The purpose of this study was to evaluate the results of single bundle and double bundle surgical techniques for anterior cruciate ligament (ACL) reconstruction.
In this study, all single bundle and double bundle ACL reconstruction surgeries that were done in our university hospital from January 2008 to December 2012 were enrolled. All patients were followed at 2,6,12, 24 weeks and 1 a 2 years post operatively. On last follow up all patients were evaluated by clinical examination, KT-1000 and Lysholm questionnaire.
Seventy five patients were operated using single bundle and eighty five patients with double bundle technique. Fifty seven percent of patients in single bundle and 80% of patients in double bundle group had experienced pain during follow-up period. None of cases had knee extension or flexion loss. The average side to side differences using KT-1000 was 3.5 ± 0.38 (2.9-4.1) millimeters in single bundle group and 3.39 ± 0.39 (2.8-4) millimeters in double bundle group. These results showed no significant difference between two groups (P= 0.31). Lysholm score improved significantly in both groups, but there was no significant difference between them.

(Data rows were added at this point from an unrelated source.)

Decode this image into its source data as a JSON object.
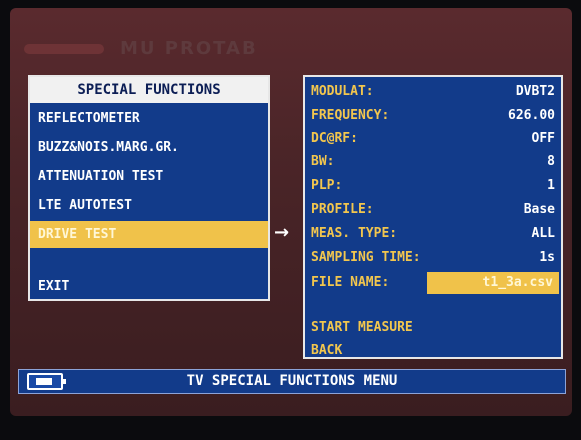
{
  "brand": {
    "text": "MU PROTAB"
  },
  "left_panel": {
    "title": "SPECIAL FUNCTIONS",
    "items": [
      {
        "label": "REFLECTOMETER"
      },
      {
        "label": "BUZZ&NOIS.MARG.GR."
      },
      {
        "label": "ATTENUATION TEST"
      },
      {
        "label": "LTE AUTOTEST"
      },
      {
        "label": "DRIVE TEST",
        "selected": true
      },
      {
        "label": "EXIT"
      }
    ]
  },
  "arrow": "→",
  "right_panel": {
    "params": [
      {
        "label": "MODULAT:",
        "value": "DVBT2"
      },
      {
        "label": "FREQUENCY:",
        "value": "626.00"
      },
      {
        "label": "DC@RF:",
        "value": "OFF"
      },
      {
        "label": "BW:",
        "value": "8"
      },
      {
        "label": "PLP:",
        "value": "1"
      },
      {
        "label": "PROFILE:",
        "value": "Base"
      },
      {
        "label": "MEAS. TYPE:",
        "value": "ALL"
      },
      {
        "label": "SAMPLING TIME:",
        "value": "1s"
      },
      {
        "label": "FILE NAME:",
        "value": "t1_3a.csv"
      }
    ],
    "actions": [
      {
        "label": "START MEASURE"
      },
      {
        "label": "BACK"
      }
    ]
  },
  "statusbar": {
    "title": "TV SPECIAL FUNCTIONS MENU",
    "icon": "battery-plug-icon"
  },
  "colors": {
    "panel_bg": "#123b8a",
    "highlight": "#f0c24a",
    "label_yellow": "#f2c64e",
    "frame_bg": "#4b2528"
  }
}
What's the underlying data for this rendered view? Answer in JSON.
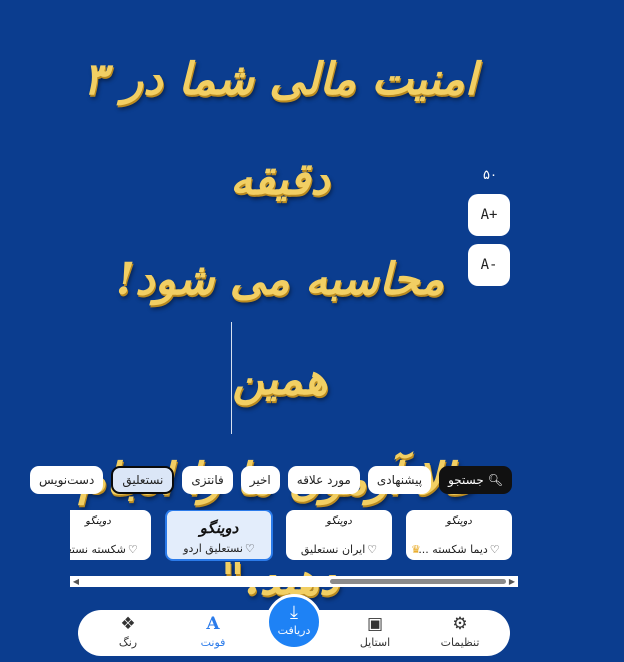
{
  "canvas": {
    "headline_lines": [
      "امنیت مالی شما در ۳ دقیقه",
      "محاسبه می شود! همین",
      "حالا آزمون ما را انجام",
      "دهید.\""
    ]
  },
  "size_controls": {
    "value": "۵۰",
    "increase_label": "A+",
    "decrease_label": "A-"
  },
  "filters": [
    {
      "label": "جستجو",
      "icon": "search-icon",
      "type": "search"
    },
    {
      "label": "پیشنهادی"
    },
    {
      "label": "مورد علاقه"
    },
    {
      "label": "اخیر"
    },
    {
      "label": "فانتزی"
    },
    {
      "label": "نستعلیق",
      "active": true
    },
    {
      "label": "دست‌نویس"
    }
  ],
  "font_cards": [
    {
      "sample": "دوینگو",
      "name": "دیما شکسته ...",
      "crown": true
    },
    {
      "sample": "دوینگو",
      "name": "ایران نستعلیق"
    },
    {
      "sample": "دوینگو",
      "name": "نستعلیق اردو",
      "selected": true
    },
    {
      "sample": "دوینگو",
      "name": "شکسته نستعل"
    }
  ],
  "nav": {
    "settings": "تنظیمات",
    "style": "استایل",
    "download": "دریافت",
    "font": "فونت",
    "color": "رنگ"
  },
  "colors": {
    "background": "#0b3d8f",
    "headline": "#f2cf63",
    "accent": "#1e82f5"
  }
}
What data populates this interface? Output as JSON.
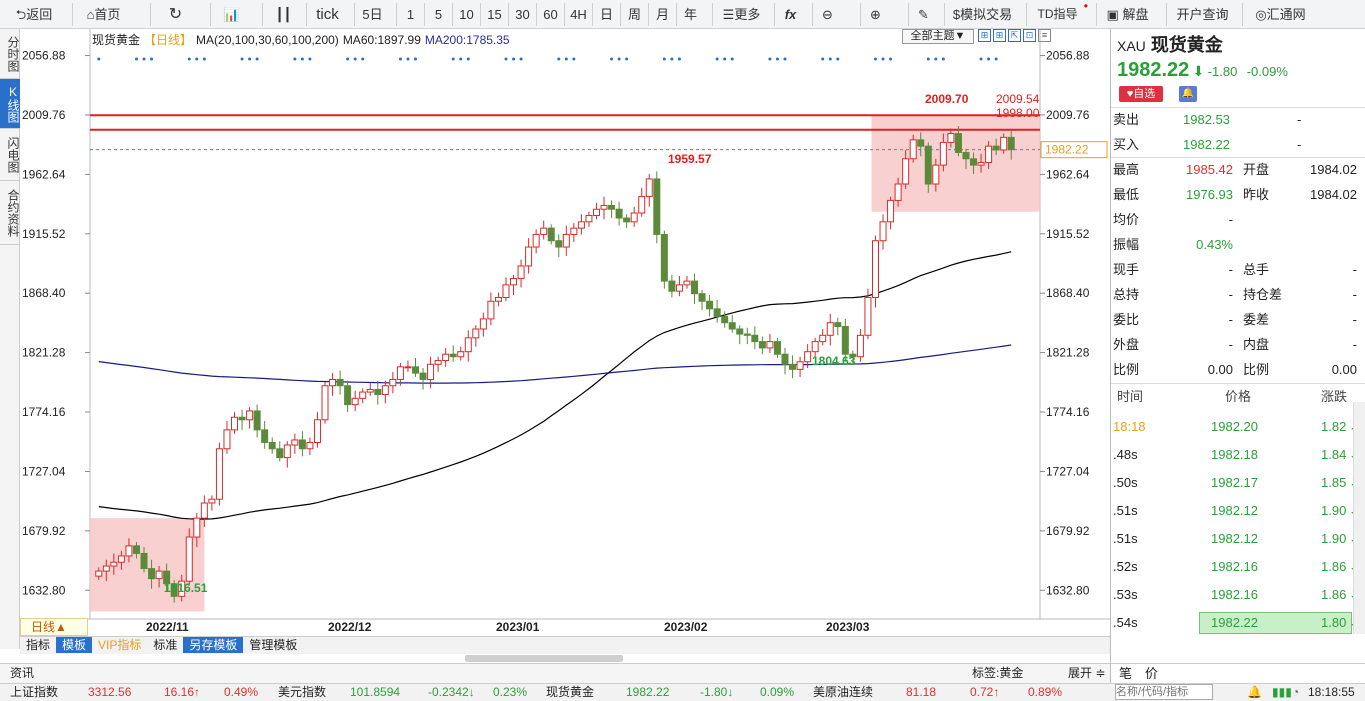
{
  "toolbar": {
    "back": "返回",
    "home": "首页",
    "refresh_icon": "refresh-icon",
    "tick": "tick",
    "periods": [
      "5日",
      "1",
      "5",
      "10",
      "15",
      "30",
      "60",
      "4H",
      "日",
      "周",
      "月",
      "年"
    ],
    "more": "更多",
    "fx": "fx",
    "sim_trade": "模拟交易",
    "td": "TD指导",
    "jiepan": "解盘",
    "open_account": "开户查询",
    "huitong": "汇通网"
  },
  "vtabs": [
    "分时图",
    "K线图",
    "闪电图",
    "合约资料"
  ],
  "legend": {
    "name": "现货黄金",
    "period": "【日线】",
    "ma": "MA(20,100,30,60,100,200)",
    "ma60": "MA60:1897.99",
    "ma200": "MA200:1785.35"
  },
  "theme_button": "全部主题▼",
  "chart_data": {
    "type": "candlestick",
    "title": "现货黄金 日线",
    "y_ticks": [
      2056.88,
      2009.76,
      1962.64,
      1915.52,
      1868.4,
      1821.28,
      1774.16,
      1727.04,
      1679.92,
      1632.8
    ],
    "x_labels": [
      "2022/11",
      "2022/12",
      "2023/01",
      "2023/02",
      "2023/03"
    ],
    "ylim": [
      1610,
      2070
    ],
    "closes": [
      1648,
      1652,
      1655,
      1660,
      1668,
      1662,
      1650,
      1642,
      1648,
      1638,
      1628,
      1640,
      1675,
      1690,
      1702,
      1705,
      1745,
      1760,
      1770,
      1768,
      1775,
      1760,
      1750,
      1745,
      1738,
      1748,
      1752,
      1745,
      1750,
      1768,
      1795,
      1800,
      1795,
      1780,
      1785,
      1790,
      1792,
      1788,
      1795,
      1800,
      1810,
      1810,
      1805,
      1800,
      1812,
      1815,
      1820,
      1818,
      1822,
      1833,
      1840,
      1848,
      1862,
      1865,
      1875,
      1880,
      1890,
      1905,
      1915,
      1920,
      1910,
      1905,
      1915,
      1920,
      1925,
      1930,
      1935,
      1938,
      1935,
      1928,
      1925,
      1932,
      1945,
      1959,
      1915,
      1878,
      1870,
      1875,
      1878,
      1868,
      1862,
      1856,
      1850,
      1845,
      1840,
      1836,
      1835,
      1830,
      1825,
      1830,
      1820,
      1812,
      1808,
      1814,
      1822,
      1830,
      1835,
      1845,
      1842,
      1820,
      1818,
      1835,
      1865,
      1910,
      1925,
      1942,
      1955,
      1975,
      1990,
      1985,
      1955,
      1970,
      1988,
      1995,
      1980,
      1975,
      1970,
      1972,
      1985,
      1982,
      1992,
      1982.22
    ],
    "annotations": [
      {
        "label": "2009.70"
      },
      {
        "label": "2009.54"
      },
      {
        "label": "1998.00"
      },
      {
        "label": "1959.57"
      },
      {
        "label": "1804.63"
      },
      {
        "label": "1616.51"
      }
    ],
    "horizontal_lines": [
      2009.54,
      1998.0
    ],
    "current_price_label": "1982.22",
    "ma_lines": [
      {
        "name": "MA60",
        "value": 1897.99,
        "color": "#000000"
      },
      {
        "name": "MA200",
        "value": 1785.35,
        "color": "#1a1a80"
      }
    ],
    "colors": {
      "up": "#d62b2b",
      "down": "#5a8a3a",
      "zone": "#f7c4c4"
    }
  },
  "kline_label": "日线▲",
  "bottom_tabs": [
    "指标",
    "模板",
    "VIP指标",
    "标准",
    "另存模板",
    "管理模板"
  ],
  "news": {
    "left": "资讯",
    "tag": "标签:黄金",
    "expand": "展开 ≑"
  },
  "status": [
    {
      "name": "上证指数",
      "value": "3312.56",
      "change": "16.16↑",
      "pct": "0.49%",
      "dir": "up"
    },
    {
      "name": "美元指数",
      "value": "101.8594",
      "change": "-0.2342↓",
      "pct": "0.23%",
      "dir": "down"
    },
    {
      "name": "现货黄金",
      "value": "1982.22",
      "change": "-1.80↓",
      "pct": "0.09%",
      "dir": "down"
    },
    {
      "name": "美原油连续",
      "value": "81.18",
      "change": "0.72↑",
      "pct": "0.89%",
      "dir": "up"
    }
  ],
  "status_right": {
    "search_placeholder": "名称/代码/指标",
    "time": "18:18:55"
  },
  "right": {
    "code": "XAU",
    "name": "现货黄金",
    "price": "1982.22",
    "change": "-1.80",
    "pct": "-0.09%",
    "fav": "自选",
    "sell_label": "卖出",
    "sell": "1982.53",
    "sell_vol": "-",
    "buy_label": "买入",
    "buy": "1982.22",
    "buy_vol": "-",
    "stats": [
      [
        "最高",
        "1985.42",
        "开盘",
        "1984.02"
      ],
      [
        "最低",
        "1976.93",
        "昨收",
        "1984.02"
      ],
      [
        "均价",
        "-",
        "",
        ""
      ],
      [
        "振幅",
        "0.43%",
        "",
        ""
      ],
      [
        "现手",
        "-",
        "总手",
        "-"
      ],
      [
        "总持",
        "-",
        "持仓差",
        "-"
      ],
      [
        "委比",
        "-",
        "委差",
        "-"
      ],
      [
        "外盘",
        "-",
        "内盘",
        "-"
      ],
      [
        "比例",
        "0.00",
        "比例",
        "0.00"
      ]
    ],
    "tick_headers": [
      "时间",
      "价格",
      "涨跌"
    ],
    "ticks": [
      [
        "18:18",
        "1982.20",
        "1.82"
      ],
      [
        ".48s",
        "1982.18",
        "1.84"
      ],
      [
        ".50s",
        "1982.17",
        "1.85"
      ],
      [
        ".51s",
        "1982.12",
        "1.90"
      ],
      [
        ".51s",
        "1982.12",
        "1.90"
      ],
      [
        ".52s",
        "1982.16",
        "1.86"
      ],
      [
        ".53s",
        "1982.16",
        "1.86"
      ],
      [
        ".54s",
        "1982.22",
        "1.80"
      ]
    ],
    "bottom": {
      "bi": "笔",
      "jia": "价"
    }
  }
}
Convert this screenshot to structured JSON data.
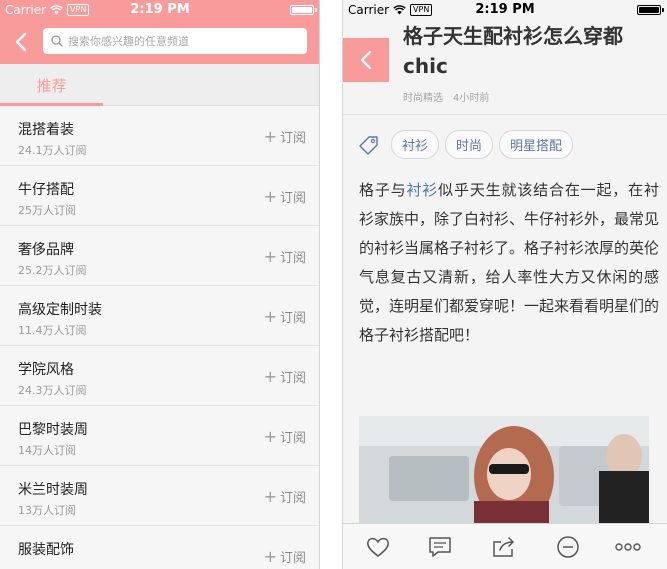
{
  "status_bar": {
    "carrier": "Carrier",
    "vpn": "VPN",
    "time": "2:19 PM"
  },
  "channels": {
    "search_placeholder": "搜索你感兴趣的任意频道",
    "tabs": [
      {
        "label": "推荐"
      }
    ],
    "subscribe_label": "订阅",
    "items": [
      {
        "name": "混搭着装",
        "subscribers": "24.1万人订阅"
      },
      {
        "name": "牛仔搭配",
        "subscribers": "25万人订阅"
      },
      {
        "name": "奢侈品牌",
        "subscribers": "25.2万人订阅"
      },
      {
        "name": "高级定制时装",
        "subscribers": "11.4万人订阅"
      },
      {
        "name": "学院风格",
        "subscribers": "24.3万人订阅"
      },
      {
        "name": "巴黎时装周",
        "subscribers": "14万人订阅"
      },
      {
        "name": "米兰时装周",
        "subscribers": "13万人订阅"
      },
      {
        "name": "服装配饰",
        "subscribers": ""
      }
    ]
  },
  "article": {
    "title": "格子天生配衬衫怎么穿都chic",
    "source": "时尚精选",
    "time_ago": "4小时前",
    "tags": [
      {
        "label": "衬衫"
      },
      {
        "label": "时尚"
      },
      {
        "label": "明星搭配"
      }
    ],
    "body_before": "格子与",
    "body_link": "衬衫",
    "body_after": "似乎天生就该结合在一起，在衬衫家族中，除了白衬衫、牛仔衬衫外，最常见的衬衫当属格子衬衫了。格子衬衫浓厚的英伦气息复古又清新，给人率性大方又休闲的感觉，连明星们都爱穿呢！一起来看看明星们的格子衬衫搭配吧！"
  },
  "toolbar": {
    "icons": [
      "heart-icon",
      "comment-icon",
      "share-icon",
      "dislike-icon",
      "more-icon"
    ]
  },
  "colors": {
    "accent": "#fa9b9b",
    "link": "#4f78b5"
  }
}
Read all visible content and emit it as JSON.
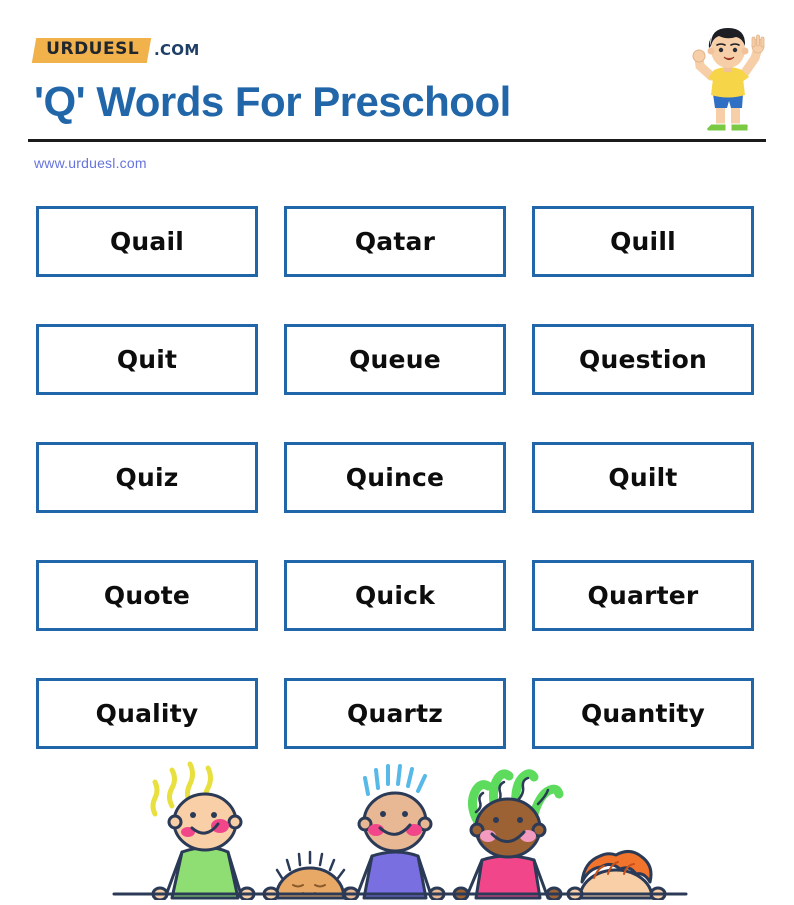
{
  "header": {
    "logo_name": "URDUESL",
    "logo_tld": ".COM",
    "title": "'Q' Words For Preschool",
    "site_url": "www.urduesl.com",
    "title_color": "#2166a8",
    "logo_banner_color": "#f2b24b",
    "url_color": "#6673dd"
  },
  "mascot": {
    "name": "cartoon-boy-cheering",
    "shirt_color": "#f7d548",
    "shorts_color": "#2f6fc4",
    "hair_color": "#1d1d24",
    "skin_color": "#f6cfa8",
    "shoe_color": "#7ac943"
  },
  "grid": {
    "box_border_color": "#2166a8",
    "box_fill_color": "#ffffff",
    "text_color": "#0d0d0d",
    "rows": [
      {
        "cells": [
          {
            "word": "Quail"
          },
          {
            "word": "Qatar"
          },
          {
            "word": "Quill"
          }
        ]
      },
      {
        "cells": [
          {
            "word": "Quit"
          },
          {
            "word": "Queue"
          },
          {
            "word": "Question"
          }
        ]
      },
      {
        "cells": [
          {
            "word": "Quiz"
          },
          {
            "word": "Quince"
          },
          {
            "word": "Quilt"
          }
        ]
      },
      {
        "cells": [
          {
            "word": "Quote"
          },
          {
            "word": "Quick"
          },
          {
            "word": "Quarter"
          }
        ]
      },
      {
        "cells": [
          {
            "word": "Quality"
          },
          {
            "word": "Quartz"
          },
          {
            "word": "Quantity"
          }
        ]
      }
    ]
  },
  "footer_art": {
    "name": "five-doodle-children",
    "children": [
      {
        "hair": "yellow-wavy",
        "hair_color": "#f2ea5a",
        "skin_color": "#f8cfa6",
        "shirt_color": "#8ede74"
      },
      {
        "hair": "orange-spiky-head",
        "hair_color": "#e8a866",
        "skin_color": "#e8a866",
        "shirt_color": ""
      },
      {
        "hair": "blue-spiky",
        "hair_color": "#57b9e8",
        "skin_color": "#e8b894",
        "shirt_color": "#7a6fe0"
      },
      {
        "hair": "green-curly",
        "hair_color": "#5ddb5d",
        "skin_color": "#9c6234",
        "shirt_color": "#f2468a"
      },
      {
        "hair": "orange-red-wavy",
        "hair_color": "#f2732c",
        "skin_color": "#f8cfa6",
        "shirt_color": ""
      }
    ],
    "outline_color": "#2b3a56"
  }
}
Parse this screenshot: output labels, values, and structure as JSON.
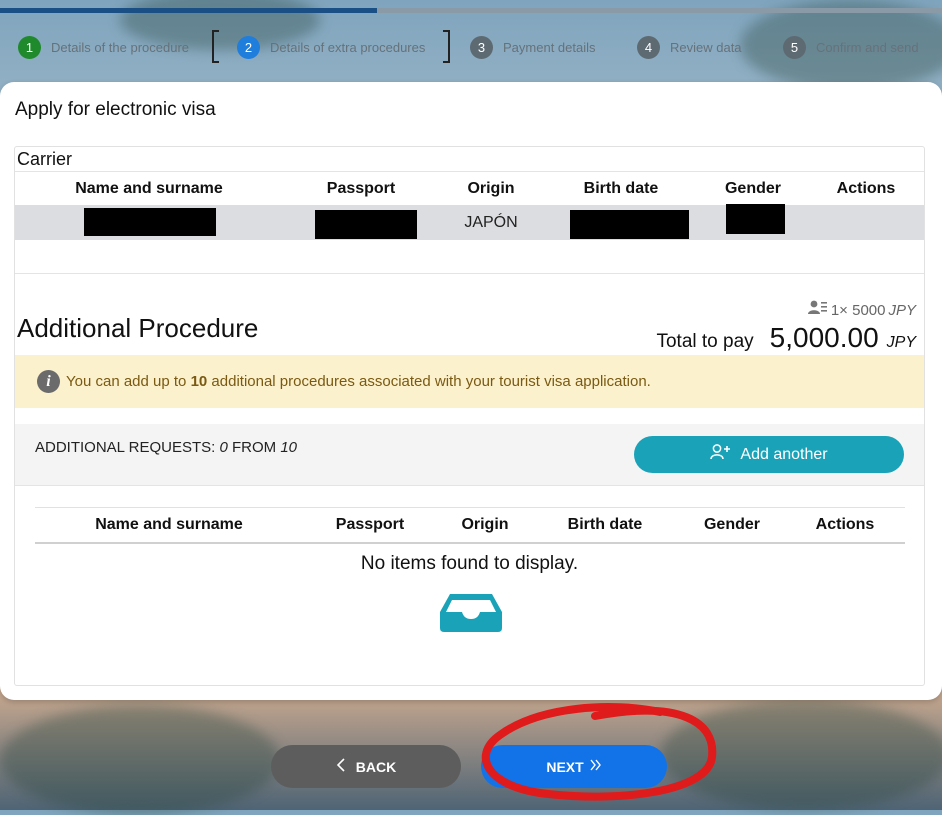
{
  "progress": {
    "fraction": 0.4
  },
  "steps": [
    {
      "num": "1",
      "label": "Details of the procedure",
      "state": "done"
    },
    {
      "num": "2",
      "label": "Details of extra procedures",
      "state": "active"
    },
    {
      "num": "3",
      "label": "Payment details",
      "state": "pending"
    },
    {
      "num": "4",
      "label": "Review data",
      "state": "pending"
    },
    {
      "num": "5",
      "label": "Confirm and send",
      "state": "pending"
    }
  ],
  "card": {
    "title": "Apply for electronic visa"
  },
  "carrier": {
    "label": "Carrier",
    "columns": [
      "Name and surname",
      "Passport",
      "Origin",
      "Birth date",
      "Gender",
      "Actions"
    ],
    "row": {
      "origin": "JAPÓN"
    }
  },
  "additional": {
    "title": "Additional Procedure",
    "unit_price": "1× 5000",
    "unit_currency": "JPY",
    "total_label": "Total to pay",
    "total_amount": "5,000.00",
    "total_currency": "JPY",
    "notice_prefix": "You can add up to ",
    "notice_max": "10",
    "notice_suffix": " additional procedures associated with your tourist visa application.",
    "requests_label": "ADDITIONAL REQUESTS: ",
    "requests_count": "0",
    "requests_from": " FROM ",
    "requests_max": "10",
    "add_button": "Add another",
    "columns": [
      "Name and surname",
      "Passport",
      "Origin",
      "Birth date",
      "Gender",
      "Actions"
    ],
    "empty_text": "No items found to display."
  },
  "nav": {
    "back": "BACK",
    "next": "NEXT"
  },
  "colors": {
    "accent": "#1aa3b8",
    "next": "#1273e8",
    "back": "#5d5d5d",
    "annotation": "#e01b1b"
  },
  "icons": [
    "user-list-icon",
    "info-icon",
    "user-plus-icon",
    "empty-inbox-icon",
    "chevron-left-icon",
    "double-chevron-right-icon"
  ]
}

According to this study the clinical results of single bundle ACL reconstruction was similar to double bundle reconstruction in short term follow up. Further studies are needed to evaluate the long term results.
本研究旨在评估单束和双束手术技术在前交叉韧带(ACL)重建中的效果。
本研究纳入了2008年1月至2012年12月在我校附属医院进行的所有单束和双束ACL重建手术。所有患者在术后2周、6周、12周、24周以及1年和2年进行随访。在最后一次随访时,所有患者均通过临床检查、KT-1000和Lysholm问卷进行评估。
75例患者采用单束技术进行手术,85例患者采用双束技术。单束组57%的患者和双束组80%的患者在随访期间经历过疼痛。无一例患者出现膝关节伸直或屈曲受限。单束组使用KT-1000测量的平均两侧差异为3.5±0.38(2.9 - 4.1)毫米,双束组为3.39±0.39(2.8 - 4)毫米。两组结果显示无显著差异(P = 0.31)。两组的Lysholm评分均显著改善,但两组之间无显著差异。
根据本研究,单束ACL重建的临床效果在短期随访中与双束重建相似。需要进一步研究来评估长期效果。